There is, however, a good alternative: oysters.

I know, I know: oysters are technically animals, and therefore definitely not vegan. But bear with me here.

First, remember that vegans aren’t avoiding animal protein as an end in and of itself. Instead, they’re doing it to inflict the least possible harm to other sentient beings and to the environment.

Fortunately, from an environmental perspective, oysters are actually a net-positive. Farming them doesn’t require bottom-trawling or other destructive forms of fishing; it requires no carbon-emitting supply chain for feed, as the oysters simply eat by filter-feeding plankton in the water around them; and it actually improves the surrounding water quality, through that filter-feeding (enough so that places like NYC have planted oyster beds to help de-pollute their currently toxic waterways).

As for sentience, unlike almost every other animal, oysters don’t feel pain, because they don’t have a central nervous system. As Crook & Walters conclude in a 2011 paper:

[The bivalve] nervous system includes two pairs of nerve cords and three pairs of ganglia. There is no obvious cephalization and the nervous system appears quite simple….to our knowledge there are no published descriptions of behavioral or neurophysiological responses to tissue injury in bivalves.

In other words, oysters have a very simple nervous system, without a brain.

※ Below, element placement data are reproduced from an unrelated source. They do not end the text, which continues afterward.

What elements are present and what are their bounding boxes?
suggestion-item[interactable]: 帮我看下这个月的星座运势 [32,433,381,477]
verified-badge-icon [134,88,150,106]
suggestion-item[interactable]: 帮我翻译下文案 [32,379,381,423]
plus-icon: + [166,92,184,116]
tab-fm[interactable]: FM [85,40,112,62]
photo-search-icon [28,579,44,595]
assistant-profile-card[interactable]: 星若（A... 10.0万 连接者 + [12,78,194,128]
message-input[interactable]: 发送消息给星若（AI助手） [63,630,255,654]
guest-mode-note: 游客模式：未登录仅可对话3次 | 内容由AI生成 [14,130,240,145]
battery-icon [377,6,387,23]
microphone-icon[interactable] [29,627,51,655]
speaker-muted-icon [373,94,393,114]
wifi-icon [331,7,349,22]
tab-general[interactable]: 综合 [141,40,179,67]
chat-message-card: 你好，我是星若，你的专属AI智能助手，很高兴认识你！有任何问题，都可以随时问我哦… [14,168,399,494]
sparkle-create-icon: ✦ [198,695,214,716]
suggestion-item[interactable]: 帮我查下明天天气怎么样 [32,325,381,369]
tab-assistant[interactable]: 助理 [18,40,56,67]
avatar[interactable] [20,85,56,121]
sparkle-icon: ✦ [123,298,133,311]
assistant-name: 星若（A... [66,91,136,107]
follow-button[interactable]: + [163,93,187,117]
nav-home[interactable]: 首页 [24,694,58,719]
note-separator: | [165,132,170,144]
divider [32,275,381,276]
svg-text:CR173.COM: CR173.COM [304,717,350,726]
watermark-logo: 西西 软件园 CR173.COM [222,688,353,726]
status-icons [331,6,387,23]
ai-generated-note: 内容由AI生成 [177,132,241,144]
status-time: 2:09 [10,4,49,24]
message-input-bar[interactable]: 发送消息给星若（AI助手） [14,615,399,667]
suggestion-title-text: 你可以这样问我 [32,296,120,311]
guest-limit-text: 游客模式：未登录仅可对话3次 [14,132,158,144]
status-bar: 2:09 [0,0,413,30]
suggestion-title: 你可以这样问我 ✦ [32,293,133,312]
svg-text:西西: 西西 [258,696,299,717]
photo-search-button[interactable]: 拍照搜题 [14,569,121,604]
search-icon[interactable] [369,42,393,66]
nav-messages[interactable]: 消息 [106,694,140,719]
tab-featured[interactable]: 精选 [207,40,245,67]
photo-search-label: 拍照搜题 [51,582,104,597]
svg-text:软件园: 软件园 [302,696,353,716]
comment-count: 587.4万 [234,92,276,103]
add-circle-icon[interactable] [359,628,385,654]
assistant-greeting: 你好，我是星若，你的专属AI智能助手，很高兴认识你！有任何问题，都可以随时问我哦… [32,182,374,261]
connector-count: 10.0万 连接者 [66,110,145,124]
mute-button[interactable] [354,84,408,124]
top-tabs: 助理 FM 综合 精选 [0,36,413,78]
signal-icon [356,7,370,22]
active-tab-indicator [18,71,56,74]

Unlike other invertebrates, and even other shellfish, they don’t react to injury (unlike, say, shrimp and lobsters, which groom their antennae after injury), or show the neurotransmitter responses that other animals do when they experience pain.

So eating oysters (and likely mussels, too) doesn’t actually hurt them; they don’t feel it any more than a piece of asparagus does.

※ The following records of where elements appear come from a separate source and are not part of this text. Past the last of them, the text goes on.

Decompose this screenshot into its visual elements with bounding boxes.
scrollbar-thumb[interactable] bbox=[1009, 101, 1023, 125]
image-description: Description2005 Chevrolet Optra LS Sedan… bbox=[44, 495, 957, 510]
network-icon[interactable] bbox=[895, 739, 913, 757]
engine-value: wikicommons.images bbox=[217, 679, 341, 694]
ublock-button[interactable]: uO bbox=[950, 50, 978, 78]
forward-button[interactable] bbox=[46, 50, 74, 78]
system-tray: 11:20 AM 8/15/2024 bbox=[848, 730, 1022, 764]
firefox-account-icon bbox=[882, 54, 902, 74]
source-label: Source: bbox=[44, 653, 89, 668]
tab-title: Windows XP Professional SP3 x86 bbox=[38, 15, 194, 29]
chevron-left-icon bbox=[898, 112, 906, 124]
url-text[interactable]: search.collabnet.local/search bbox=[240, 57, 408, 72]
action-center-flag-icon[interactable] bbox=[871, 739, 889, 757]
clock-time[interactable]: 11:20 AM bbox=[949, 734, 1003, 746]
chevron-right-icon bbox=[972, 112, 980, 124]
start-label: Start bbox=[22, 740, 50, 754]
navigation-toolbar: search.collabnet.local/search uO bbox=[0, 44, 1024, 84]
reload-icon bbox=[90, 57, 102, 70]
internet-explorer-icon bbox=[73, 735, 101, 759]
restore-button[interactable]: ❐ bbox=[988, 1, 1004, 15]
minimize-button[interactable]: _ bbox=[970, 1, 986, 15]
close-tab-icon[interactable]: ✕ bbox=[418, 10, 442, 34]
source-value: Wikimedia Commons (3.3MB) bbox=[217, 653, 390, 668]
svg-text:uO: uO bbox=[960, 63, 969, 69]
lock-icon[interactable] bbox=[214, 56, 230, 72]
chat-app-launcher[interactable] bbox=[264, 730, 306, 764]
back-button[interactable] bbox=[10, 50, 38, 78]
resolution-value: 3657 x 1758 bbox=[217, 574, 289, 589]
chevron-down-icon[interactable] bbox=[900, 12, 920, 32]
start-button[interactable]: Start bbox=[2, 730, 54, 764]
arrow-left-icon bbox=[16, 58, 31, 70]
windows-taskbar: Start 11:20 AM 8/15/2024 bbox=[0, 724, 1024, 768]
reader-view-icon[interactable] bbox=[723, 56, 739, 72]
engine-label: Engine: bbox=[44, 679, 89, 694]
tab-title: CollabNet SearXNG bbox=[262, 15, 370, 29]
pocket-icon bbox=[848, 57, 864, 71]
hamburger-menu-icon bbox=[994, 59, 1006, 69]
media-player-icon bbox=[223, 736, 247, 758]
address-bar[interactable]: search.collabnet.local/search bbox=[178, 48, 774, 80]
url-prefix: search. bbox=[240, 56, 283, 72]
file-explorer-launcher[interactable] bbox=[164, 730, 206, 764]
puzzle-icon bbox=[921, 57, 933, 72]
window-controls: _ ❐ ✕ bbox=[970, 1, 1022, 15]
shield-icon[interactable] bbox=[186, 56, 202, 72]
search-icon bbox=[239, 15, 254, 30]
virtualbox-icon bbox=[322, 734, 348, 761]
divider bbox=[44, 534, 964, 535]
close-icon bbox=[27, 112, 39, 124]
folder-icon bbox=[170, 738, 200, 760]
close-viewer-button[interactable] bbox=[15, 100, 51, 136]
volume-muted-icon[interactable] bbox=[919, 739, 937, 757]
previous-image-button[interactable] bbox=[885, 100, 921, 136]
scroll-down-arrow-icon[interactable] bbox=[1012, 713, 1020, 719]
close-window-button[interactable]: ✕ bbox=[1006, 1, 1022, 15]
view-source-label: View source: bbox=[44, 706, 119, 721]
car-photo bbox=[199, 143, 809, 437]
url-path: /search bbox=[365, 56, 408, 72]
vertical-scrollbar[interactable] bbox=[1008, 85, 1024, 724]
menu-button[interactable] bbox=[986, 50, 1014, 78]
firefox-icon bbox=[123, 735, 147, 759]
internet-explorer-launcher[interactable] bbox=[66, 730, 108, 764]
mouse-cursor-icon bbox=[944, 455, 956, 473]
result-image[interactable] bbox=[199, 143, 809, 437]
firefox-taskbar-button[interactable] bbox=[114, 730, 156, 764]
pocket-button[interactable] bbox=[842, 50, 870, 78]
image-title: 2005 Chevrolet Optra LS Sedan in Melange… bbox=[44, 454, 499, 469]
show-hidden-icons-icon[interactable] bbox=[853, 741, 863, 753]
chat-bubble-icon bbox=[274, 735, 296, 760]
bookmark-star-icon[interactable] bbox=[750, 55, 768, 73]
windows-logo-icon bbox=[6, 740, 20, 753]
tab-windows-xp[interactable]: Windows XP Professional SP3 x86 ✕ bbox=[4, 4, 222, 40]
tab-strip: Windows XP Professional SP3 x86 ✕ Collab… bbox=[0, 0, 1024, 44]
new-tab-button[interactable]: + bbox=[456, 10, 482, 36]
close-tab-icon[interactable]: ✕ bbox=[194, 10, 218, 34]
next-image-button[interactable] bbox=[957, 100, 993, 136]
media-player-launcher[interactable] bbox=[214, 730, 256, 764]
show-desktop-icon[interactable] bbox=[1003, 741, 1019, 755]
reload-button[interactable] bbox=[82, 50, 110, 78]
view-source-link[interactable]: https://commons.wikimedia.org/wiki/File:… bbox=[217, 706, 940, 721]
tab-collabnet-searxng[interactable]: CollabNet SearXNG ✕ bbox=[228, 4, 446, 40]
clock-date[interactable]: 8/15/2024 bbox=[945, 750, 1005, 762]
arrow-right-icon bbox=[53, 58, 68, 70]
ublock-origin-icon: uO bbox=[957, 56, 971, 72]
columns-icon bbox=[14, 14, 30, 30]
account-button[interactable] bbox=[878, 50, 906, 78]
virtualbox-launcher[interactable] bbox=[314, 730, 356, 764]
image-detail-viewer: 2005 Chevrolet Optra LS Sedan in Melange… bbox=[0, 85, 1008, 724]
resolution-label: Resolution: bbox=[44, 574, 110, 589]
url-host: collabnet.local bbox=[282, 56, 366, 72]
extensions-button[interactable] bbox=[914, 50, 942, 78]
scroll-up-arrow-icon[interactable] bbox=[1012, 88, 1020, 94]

A lot of research has shown that the disgust reflex plays a big role in the vegan diet. And I’m sure the idea of eating oysters seems potentially disgusting to a lot of vegans, regardless of the moral, environmental, or health implications.

But as I’ve noted before, the long-term adherence to veganism (and vegetarianism) is terrible – after 18 months, about 85% return to eating meat, which is why the percentage of vegetarians and vegans has held steady at about 5% for the past thirty years.

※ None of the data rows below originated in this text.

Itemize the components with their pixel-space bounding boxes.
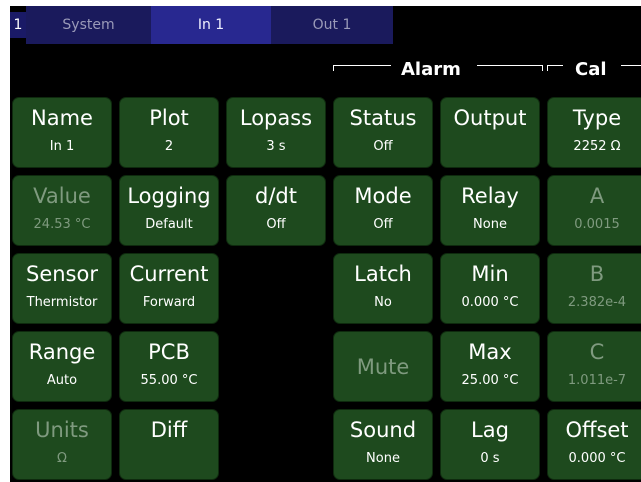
alarm-line-right <box>477 65 543 66</box>
sensor-title: Sensor <box>26 262 98 286</box>
cal-b-button: B 2.382e-4 <box>547 253 641 324</box>
range-title: Range <box>28 340 96 364</box>
type-title: Type <box>572 106 622 130</box>
alarm-group-header: Alarm <box>333 58 546 82</box>
diff-button[interactable]: Diff <box>119 409 219 480</box>
alarm-group-label: Alarm <box>401 59 461 80</box>
alarm-mute-button: Mute <box>333 331 433 402</box>
logging-value: Default <box>145 217 193 232</box>
name-title: Name <box>31 106 93 130</box>
pcb-display[interactable]: PCB 55.00 °C <box>119 331 219 402</box>
value-reading: 24.53 °C <box>33 217 91 232</box>
status-value: Off <box>373 139 393 154</box>
alarm-bracket-right <box>542 65 543 71</box>
ddt-value: Off <box>266 217 286 232</box>
cal-group-header: Cal <box>547 58 641 82</box>
alarm-sound-button[interactable]: Sound None <box>333 409 433 480</box>
pcb-value: 55.00 °C <box>140 373 198 388</box>
alarm-min-button[interactable]: Min 0.000 °C <box>440 253 540 324</box>
max-title: Max <box>468 340 512 364</box>
max-value: 25.00 °C <box>461 373 519 388</box>
mute-title: Mute <box>356 354 410 379</box>
cal-line-left <box>547 65 563 66</box>
relay-title: Relay <box>461 184 519 208</box>
units-title: Units <box>35 418 89 442</box>
a-title: A <box>589 184 605 208</box>
cal-group-label: Cal <box>575 59 607 80</box>
alarm-mode-button[interactable]: Mode Off <box>333 175 433 246</box>
alarm-status-button[interactable]: Status Off <box>333 97 433 168</box>
name-value: In 1 <box>49 139 75 154</box>
b-value: 2.382e-4 <box>567 295 627 310</box>
alarm-output-button[interactable]: Output <box>440 97 540 168</box>
offset-title: Offset <box>565 418 629 442</box>
units-value: Ω <box>57 451 67 466</box>
mode-value: Off <box>373 217 393 232</box>
status-title: Status <box>349 106 417 130</box>
b-title: B <box>589 262 605 286</box>
current-button[interactable]: Current Forward <box>119 253 219 324</box>
cal-line-right <box>621 65 641 66</box>
alarm-lag-button[interactable]: Lag 0 s <box>440 409 540 480</box>
mode-title: Mode <box>354 184 412 208</box>
offset-value: 0.000 °C <box>568 451 626 466</box>
alarm-latch-button[interactable]: Latch No <box>333 253 433 324</box>
current-value: Forward <box>142 295 196 310</box>
sound-value: None <box>366 451 400 466</box>
logging-button[interactable]: Logging Default <box>119 175 219 246</box>
instrument-screen: 1 System In 1 Out 1 Alarm Cal Name In 1 … <box>10 6 641 482</box>
cal-offset-button[interactable]: Offset 0.000 °C <box>547 409 641 480</box>
alarm-relay-button[interactable]: Relay None <box>440 175 540 246</box>
current-title: Current <box>129 262 209 286</box>
tab-system[interactable]: System <box>26 6 151 44</box>
latch-value: No <box>374 295 392 310</box>
diff-title: Diff <box>150 418 188 442</box>
output-title: Output <box>453 106 527 130</box>
min-title: Min <box>471 262 509 286</box>
min-value: 0.000 °C <box>461 295 519 310</box>
sensor-value: Thermistor <box>26 295 98 310</box>
lopass-button[interactable]: Lopass 3 s <box>226 97 326 168</box>
latch-title: Latch <box>354 262 412 286</box>
value-display: Value 24.53 °C <box>12 175 112 246</box>
plot-value: 2 <box>164 139 174 154</box>
ddt-title: d/dt <box>255 184 297 208</box>
range-button[interactable]: Range Auto <box>12 331 112 402</box>
units-button: Units Ω <box>12 409 112 480</box>
channel-number: 1 <box>10 12 26 38</box>
value-title: Value <box>33 184 91 208</box>
tab-in-1[interactable]: In 1 <box>151 6 271 44</box>
cal-c-button: C 1.011e-7 <box>547 331 641 402</box>
range-value: Auto <box>46 373 78 388</box>
c-value: 1.011e-7 <box>567 373 627 388</box>
lag-title: Lag <box>471 418 509 442</box>
sensor-button[interactable]: Sensor Thermistor <box>12 253 112 324</box>
lag-value: 0 s <box>480 451 500 466</box>
tab-bar: 1 System In 1 Out 1 <box>10 6 641 44</box>
tab-out-1[interactable]: Out 1 <box>271 6 393 44</box>
pcb-title: PCB <box>148 340 190 364</box>
ddt-button[interactable]: d/dt Off <box>226 175 326 246</box>
alarm-line-left <box>333 65 391 66</box>
lopass-value: 3 s <box>266 139 286 154</box>
cal-type-button[interactable]: Type 2252 Ω <box>547 97 641 168</box>
relay-value: None <box>473 217 507 232</box>
plot-title: Plot <box>149 106 189 130</box>
a-value: 0.0015 <box>574 217 620 232</box>
type-value: 2252 Ω <box>573 139 621 154</box>
cal-a-button: A 0.0015 <box>547 175 641 246</box>
logging-title: Logging <box>127 184 211 208</box>
name-button[interactable]: Name In 1 <box>12 97 112 168</box>
sound-title: Sound <box>349 418 417 442</box>
lopass-title: Lopass <box>239 106 313 130</box>
plot-button[interactable]: Plot 2 <box>119 97 219 168</box>
alarm-max-button[interactable]: Max 25.00 °C <box>440 331 540 402</box>
c-title: C <box>589 340 605 364</box>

According to research, some of them give up due to the social sustainability of the diet – and in my next nutrition post, I’m going to talk about behavioral diet sustainability in general.

But an even larger percentage of vegans (more than 50% of those who give up on the diet) due so either due to declining health, or irresistible food urges (which are often driven by a craving for micronutrients in which people are deficient). And oysters just happen to be a great source of every one of the nutrients in which the vegan diet is deficient (again: protein, omega-3 fatty acids, vitamins B12 and D, calcium, iron, zinc, and iodine), enough so that regularly eating oysters is likely to offset both declining health and animal-food cravings.

So, in short, if you’re a vegan, and you’re worried both about your own vitality and your ability to sustain a way of eating that does the most good for the world in the long-term, consider a happy hour trip to grab some oysters. Strange as it may sound, that’s totally in line with the goals of veganism – not hurting animals or the environment – and it will make you both healthier and more likely to stick with it.